On the second day of Ramadan — a month of reflection, fasting, and renewal — Israel announced it is stopping all aid from entering Gaza , in coordination with the United States. Not a pause. Not a breakdown in negotiations. This is a weapon Oxfam clearly defines as “an act of collective punishment, explicitly prohibited under international humanitarian law.”

Yet, somehow after Israel announced its plan to starve 2.2 million Palestinians, the European Union actually issued a condemnation of those being starved rather than of Israel. They even felt compelled to provide the understatement of the century: “Israel’s subsequent decision to block the entry of all humanitarian aid into Gaza could potentially result in humanitarian consequences.”
Israel’s suffocation of Gaza — the blockade of aid, the shattering of ceasefire promises — is all met with silence. Yet the refusal of Hamas to accept Netanyahu’s outlandish proposition — a brief pause in fire to hand over all the hostages and then a return to genocide — is shamelessly being framed as the true obstruction to peace.
For 17 months, Israel has unleashed hell upon Gaza with impunity. Now, with much of it already reduced to rubble, the bombs have quieted to make room for a quieter kind of killing: Hunger.

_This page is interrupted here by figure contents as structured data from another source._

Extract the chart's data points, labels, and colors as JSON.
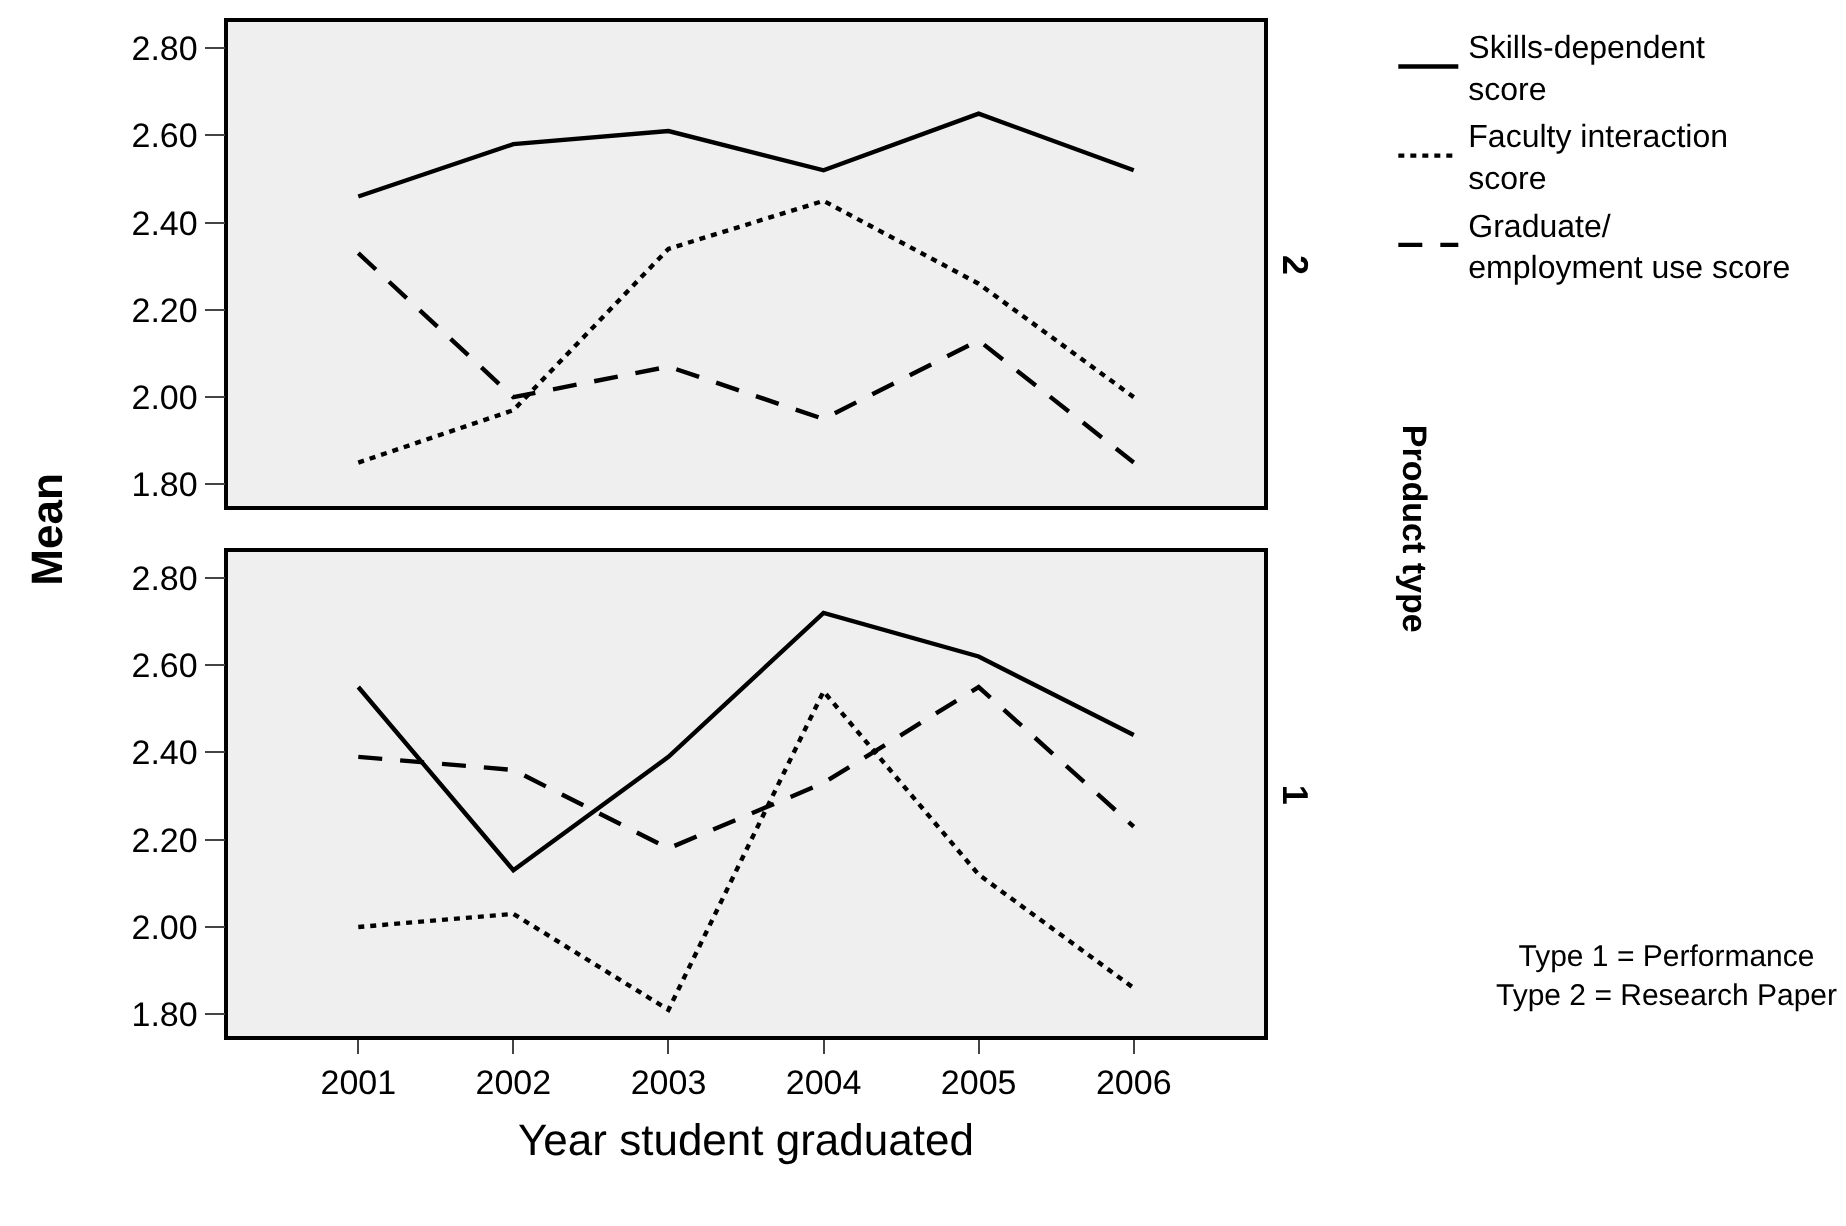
{
  "chart_data": [
    {
      "type": "line",
      "title": "2",
      "ylabel": "Mean",
      "y2label": "Product type",
      "categories": [
        "2001",
        "2002",
        "2003",
        "2004",
        "2005",
        "2006"
      ],
      "ylim": [
        1.75,
        2.86
      ],
      "yticks": [
        {
          "value": 1.8,
          "label": "1.80"
        },
        {
          "value": 2.0,
          "label": "2.00"
        },
        {
          "value": 2.2,
          "label": "2.20"
        },
        {
          "value": 2.4,
          "label": "2.40"
        },
        {
          "value": 2.6,
          "label": "2.60"
        },
        {
          "value": 2.8,
          "label": "2.80"
        }
      ],
      "tick_labels": "y",
      "grid": false,
      "legend": "top right",
      "marker": "none",
      "series": [
        {
          "name": "Skills-dependent score",
          "color": "#000000",
          "line_style": "solid",
          "values": [
            2.46,
            2.58,
            2.61,
            2.52,
            2.65,
            2.52
          ]
        },
        {
          "name": "Faculty interaction score",
          "color": "#000000",
          "line_style": "dotted",
          "values": [
            1.85,
            1.97,
            2.34,
            2.45,
            2.26,
            2.0
          ]
        },
        {
          "name": "Graduate/employment use score",
          "color": "#000000",
          "line_style": "dashed",
          "values": [
            2.33,
            2.0,
            2.07,
            1.95,
            2.13,
            1.85
          ]
        }
      ]
    },
    {
      "type": "line",
      "title": "1",
      "xlabel": "Year student graduated",
      "categories": [
        "2001",
        "2002",
        "2003",
        "2004",
        "2005",
        "2006"
      ],
      "ylim": [
        1.75,
        2.86
      ],
      "yticks": [
        {
          "value": 1.8,
          "label": "1.80"
        },
        {
          "value": 2.0,
          "label": "2.00"
        },
        {
          "value": 2.2,
          "label": "2.20"
        },
        {
          "value": 2.4,
          "label": "2.40"
        },
        {
          "value": 2.6,
          "label": "2.60"
        },
        {
          "value": 2.8,
          "label": "2.80"
        }
      ],
      "grid": false,
      "marker": "none",
      "annotations": [
        "Type 1 = Performance\nType 2 = Research Paper"
      ],
      "series": [
        {
          "color": "#000000",
          "line_style": "solid",
          "values": [
            2.55,
            2.13,
            2.39,
            2.72,
            2.62,
            2.44
          ]
        },
        {
          "color": "#000000",
          "line_style": "dotted",
          "values": [
            2.0,
            2.03,
            1.81,
            2.54,
            2.12,
            1.86
          ]
        },
        {
          "color": "#000000",
          "line_style": "dashed",
          "values": [
            2.39,
            2.36,
            2.18,
            2.33,
            2.55,
            2.23
          ]
        }
      ]
    }
  ]
}
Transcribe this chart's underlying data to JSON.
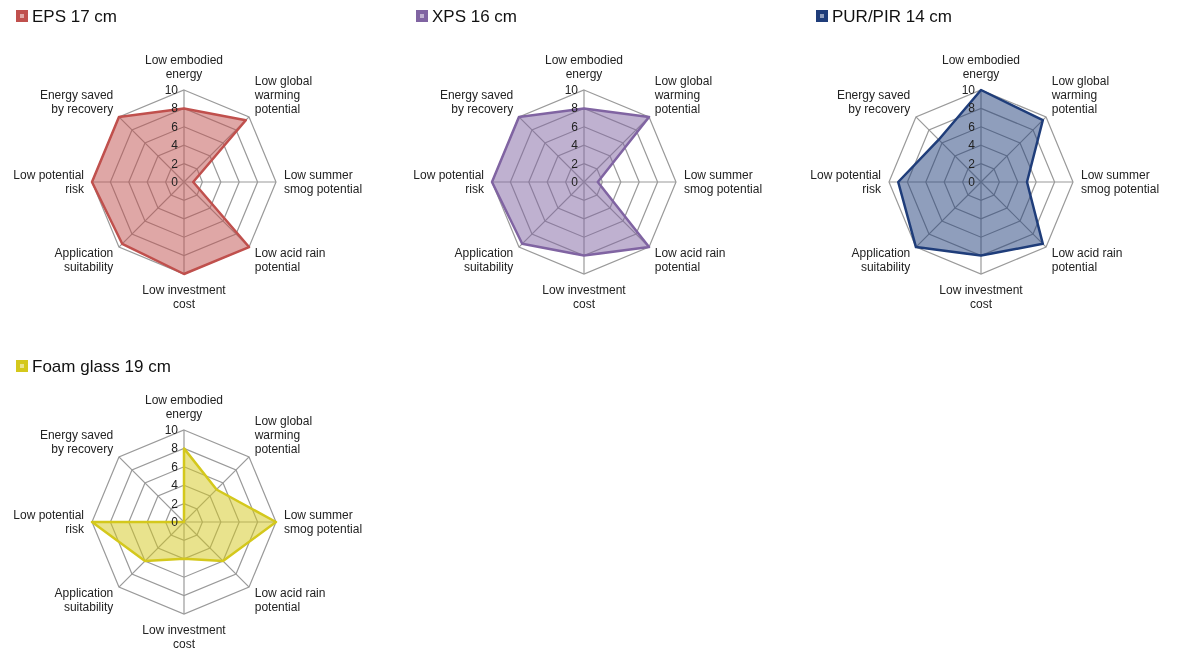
{
  "chart_data": [
    {
      "type": "radar",
      "categories": [
        "Low embodied energy",
        "Low global warming potential",
        "Low summer smog potential",
        "Low acid rain potential",
        "Low investment cost",
        "Application suitability",
        "Low potential risk",
        "Energy saved by recovery"
      ],
      "series": [
        {
          "name": "EPS 17 cm",
          "color": "#c0504d",
          "values": [
            8,
            9.5,
            1,
            10,
            10,
            9.5,
            10,
            10
          ]
        }
      ],
      "ylim": [
        0,
        10
      ],
      "yticks": [
        0,
        2,
        4,
        6,
        8,
        10
      ],
      "grid": true,
      "legend": "top left"
    },
    {
      "type": "radar",
      "categories": [
        "Low embodied energy",
        "Low global warming potential",
        "Low summer smog potential",
        "Low acid rain potential",
        "Low investment cost",
        "Application suitability",
        "Low potential risk",
        "Energy saved by recovery"
      ],
      "series": [
        {
          "name": "XPS 16 cm",
          "color": "#8064a2",
          "values": [
            8,
            10,
            1.5,
            10,
            8,
            9.5,
            10,
            10
          ]
        }
      ],
      "ylim": [
        0,
        10
      ],
      "yticks": [
        0,
        2,
        4,
        6,
        8,
        10
      ],
      "grid": true,
      "legend": "top left"
    },
    {
      "type": "radar",
      "categories": [
        "Low embodied energy",
        "Low global warming potential",
        "Low summer smog potential",
        "Low acid rain potential",
        "Low investment cost",
        "Application suitability",
        "Low potential risk",
        "Energy saved by recovery"
      ],
      "series": [
        {
          "name": "PUR/PIR 14 cm",
          "color": "#1f3d7a",
          "values": [
            10,
            9.5,
            5,
            9.5,
            8,
            10,
            9,
            6.5
          ]
        }
      ],
      "ylim": [
        0,
        10
      ],
      "yticks": [
        0,
        2,
        4,
        6,
        8,
        10
      ],
      "grid": true,
      "legend": "top left"
    },
    {
      "type": "radar",
      "categories": [
        "Low embodied energy",
        "Low global warming potential",
        "Low summer smog potential",
        "Low acid rain potential",
        "Low investment cost",
        "Application suitability",
        "Low potential risk",
        "Energy saved by recovery"
      ],
      "series": [
        {
          "name": "Foam glass 19 cm",
          "color": "#d4c81c",
          "values": [
            8,
            5,
            10,
            6,
            4,
            6,
            10,
            0
          ]
        }
      ],
      "ylim": [
        0,
        10
      ],
      "yticks": [
        0,
        2,
        4,
        6,
        8,
        10
      ],
      "grid": true,
      "legend": "top left"
    }
  ]
}
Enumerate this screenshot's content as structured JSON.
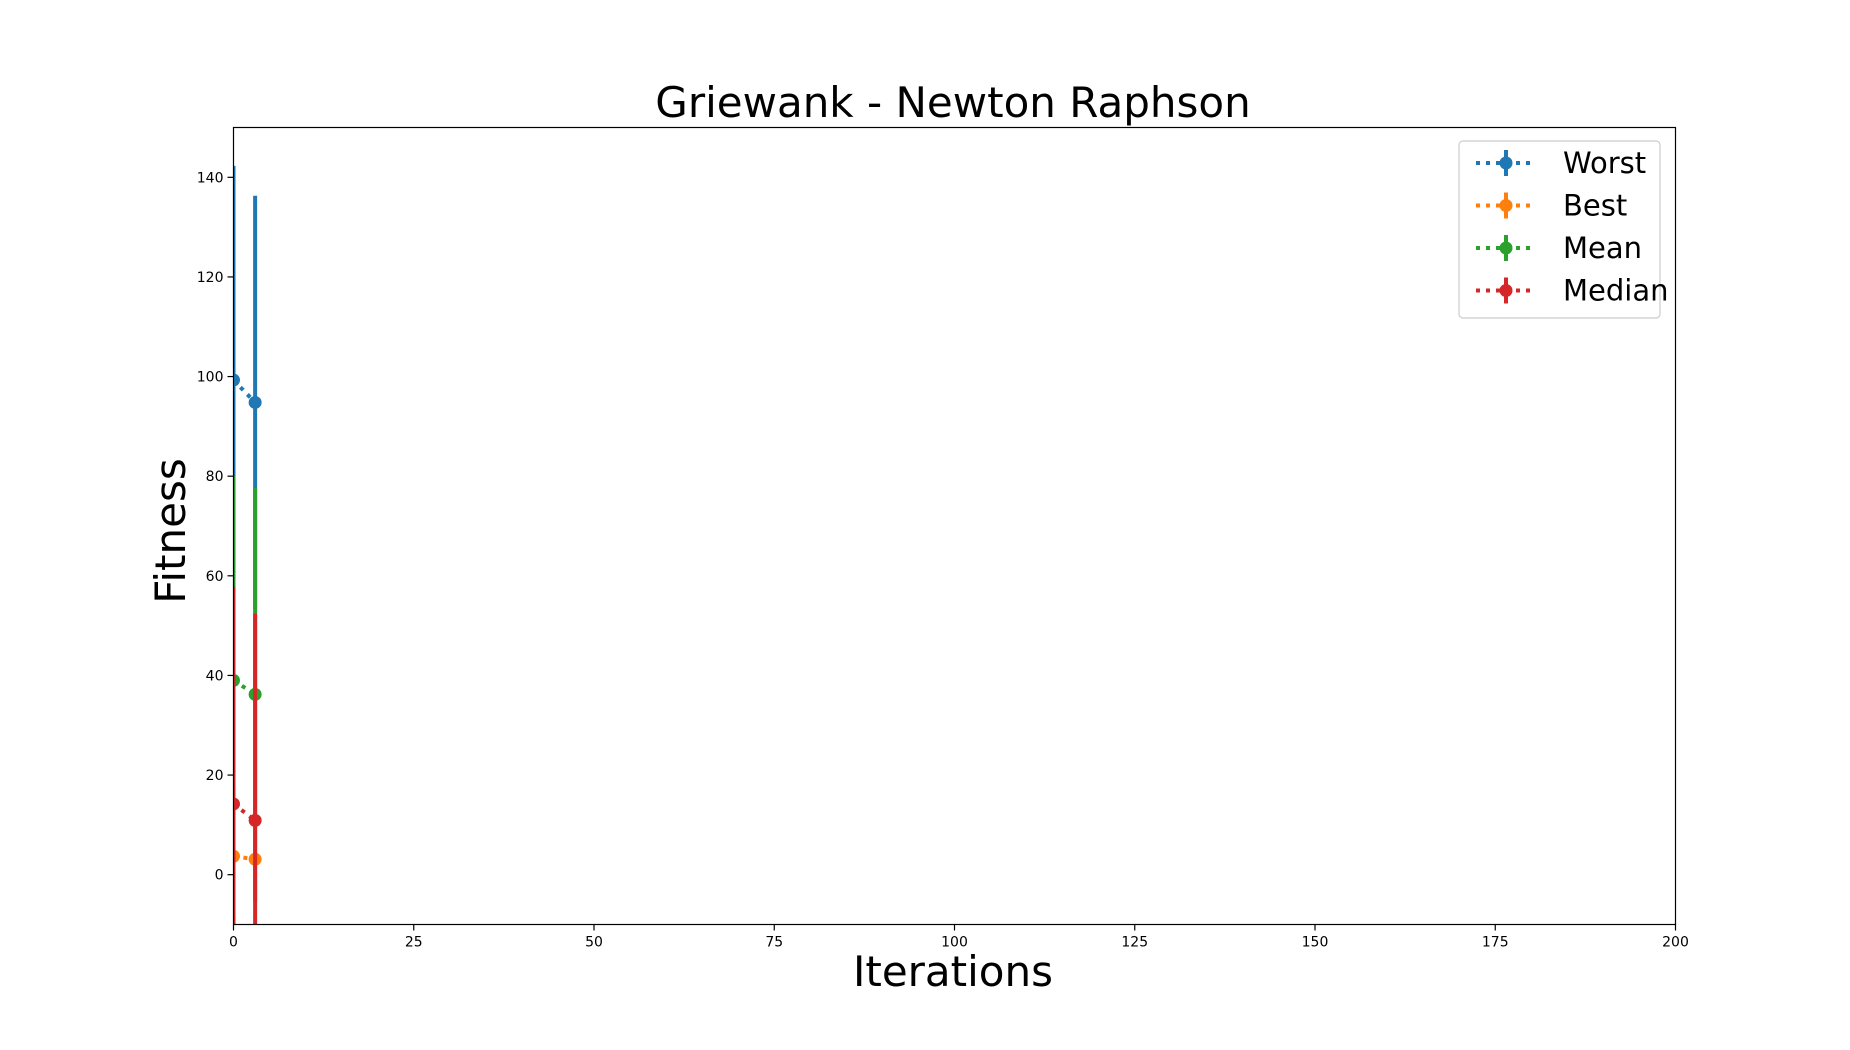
{
  "chart_data": {
    "type": "line",
    "title": "Griewank - Newton Raphson",
    "xlabel": "Iterations",
    "ylabel": "Fitness",
    "xlim": [
      0,
      200
    ],
    "ylim": [
      -10,
      150
    ],
    "xticks": [
      0,
      25,
      50,
      75,
      100,
      125,
      150,
      175,
      200
    ],
    "yticks": [
      0,
      20,
      40,
      60,
      80,
      100,
      120,
      140
    ],
    "grid": false,
    "legend_position": "top-right",
    "x": [
      0,
      3
    ],
    "series": [
      {
        "name": "Worst",
        "color": "#1f77b4",
        "values": [
          99.3,
          94.8
        ],
        "errors": [
          43.0,
          41.5
        ]
      },
      {
        "name": "Best",
        "color": "#ff7f0e",
        "values": [
          3.7,
          3.1
        ],
        "errors": [
          0.4,
          0.4
        ]
      },
      {
        "name": "Mean",
        "color": "#2ca02c",
        "values": [
          39.0,
          36.2
        ],
        "errors": [
          41.0,
          41.5
        ]
      },
      {
        "name": "Median",
        "color": "#d62728",
        "values": [
          14.2,
          10.9
        ],
        "errors": [
          43.5,
          41.5
        ]
      }
    ]
  }
}
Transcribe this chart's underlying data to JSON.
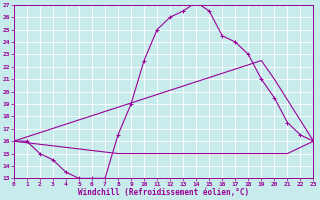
{
  "xlabel": "Windchill (Refroidissement éolien,°C)",
  "bg_color": "#c8ecec",
  "line_color": "#990099",
  "grid_color": "#ffffff",
  "ylim": [
    13,
    27
  ],
  "xlim": [
    0,
    23
  ],
  "yticks": [
    13,
    14,
    15,
    16,
    17,
    18,
    19,
    20,
    21,
    22,
    23,
    24,
    25,
    26,
    27
  ],
  "xticks": [
    0,
    1,
    2,
    3,
    4,
    5,
    6,
    7,
    8,
    9,
    10,
    11,
    12,
    13,
    14,
    15,
    16,
    17,
    18,
    19,
    20,
    21,
    22,
    23
  ],
  "line1_x": [
    0,
    1,
    2,
    3,
    4,
    5,
    6,
    7,
    8,
    9,
    10,
    11,
    12,
    13,
    14,
    15,
    16,
    17,
    18,
    19,
    20,
    21,
    22,
    23
  ],
  "line1_y": [
    16.0,
    16.0,
    15.0,
    14.5,
    13.5,
    13.0,
    13.0,
    13.0,
    16.5,
    19.0,
    22.5,
    25.0,
    26.0,
    26.5,
    27.2,
    26.5,
    24.5,
    24.0,
    23.0,
    21.0,
    19.5,
    17.5,
    16.5,
    16.0
  ],
  "line2_x": [
    0,
    19,
    20,
    23
  ],
  "line2_y": [
    16.0,
    22.5,
    21.0,
    16.0
  ],
  "line3_x": [
    0,
    8,
    9,
    10,
    11,
    12,
    13,
    14,
    15,
    16,
    17,
    18,
    19,
    20,
    21,
    22,
    23
  ],
  "line3_y": [
    16.0,
    15.0,
    15.0,
    15.0,
    15.0,
    15.0,
    15.0,
    15.0,
    15.0,
    15.0,
    15.0,
    15.0,
    15.0,
    15.0,
    15.0,
    15.5,
    16.0
  ]
}
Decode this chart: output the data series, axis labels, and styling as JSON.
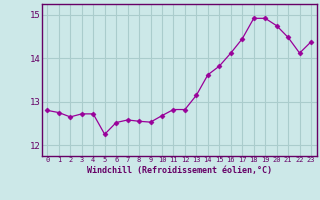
{
  "x": [
    0,
    1,
    2,
    3,
    4,
    5,
    6,
    7,
    8,
    9,
    10,
    11,
    12,
    13,
    14,
    15,
    16,
    17,
    18,
    19,
    20,
    21,
    22,
    23
  ],
  "y": [
    12.8,
    12.75,
    12.65,
    12.72,
    12.72,
    12.25,
    12.52,
    12.58,
    12.55,
    12.53,
    12.68,
    12.82,
    12.82,
    13.15,
    13.62,
    13.82,
    14.12,
    14.45,
    14.92,
    14.92,
    14.75,
    14.48,
    14.12,
    14.38
  ],
  "line_color": "#990099",
  "marker": "D",
  "marker_size": 2.5,
  "bg_color": "#cce8e8",
  "grid_color": "#aacccc",
  "xlabel": "Windchill (Refroidissement éolien,°C)",
  "xlabel_color": "#660066",
  "tick_color": "#660066",
  "spine_color": "#660066",
  "ylim": [
    11.75,
    15.25
  ],
  "yticks": [
    12,
    13,
    14,
    15
  ],
  "xlim": [
    -0.5,
    23.5
  ],
  "xticks": [
    0,
    1,
    2,
    3,
    4,
    5,
    6,
    7,
    8,
    9,
    10,
    11,
    12,
    13,
    14,
    15,
    16,
    17,
    18,
    19,
    20,
    21,
    22,
    23
  ]
}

What Israel couldn’t destroy through fire, it’s now trying to wipe out through famine. And the silence of the world —maybe the most insidious weapon of all — grows louder with every body buried without the sound of explosions to mark its death.
The siege is genocidal warfare in slow motion.
"Israel is once again blocking an entire population from receiving aid, using it as a bargaining chip. This is unacceptable, outrageous, and will have devastating consequences," says MSF’s Caroline Seguin.
Empire’s Unwritten Laws
Israel’s audacity is possible because the Western world speaks in the language of moral absolutes only when the victims look like them. When Russian tanks rolled into Ukraine in 2022, the condemnation was swift, the lines of aggression drawn in bold relief.
French President Emmanuel Macron spelled it out plainly on X yesterday: “There is an aggressor: Russia. There is a victim: Ukraine".
This sentiment has been echoed tirelessly by Ursula von der Leyen, and all Western leaders. Aid poured in. Sanctions rained down. Ukraine’s resistance became a sacred struggle, wrapped in the rhetoric of sovereignty and self-determination.
But swap the names — Israel for Russia, Palestine for Ukraine — and the entire moral framework collapses.
When Ukrainian civilians fashion Molotov cocktails to defend their homes, they are glorified heroes. When Palestinians hurl stones at armored vehicles, they are terrorists. When Russia targets civilian infrastructure, it’s a war crime. When Israel cuts off water, fuel, and electricity to Gaza’s two million inhabitants — a textbook act of collective punishment under the Geneva Conventions — it is merely “defending itself.”
International law, we are told, is a fixed and impartial force. But in the hands of empire, it bends to the will of the powerful — a mirage shimmering just out of reach for the oppressed.
The West’s unwavering support for Israel reveals what has always been true: the so-called “rules-based international order” was never meant to protect the powerless. It exists to regulate who is allowed to wield violence, and who must endure it in silence.
Nowhere is this selective empathy more vividly exposed than in the small humiliations of empire — the rituals through which power performs its generosity while reminding the powerless of their dependence.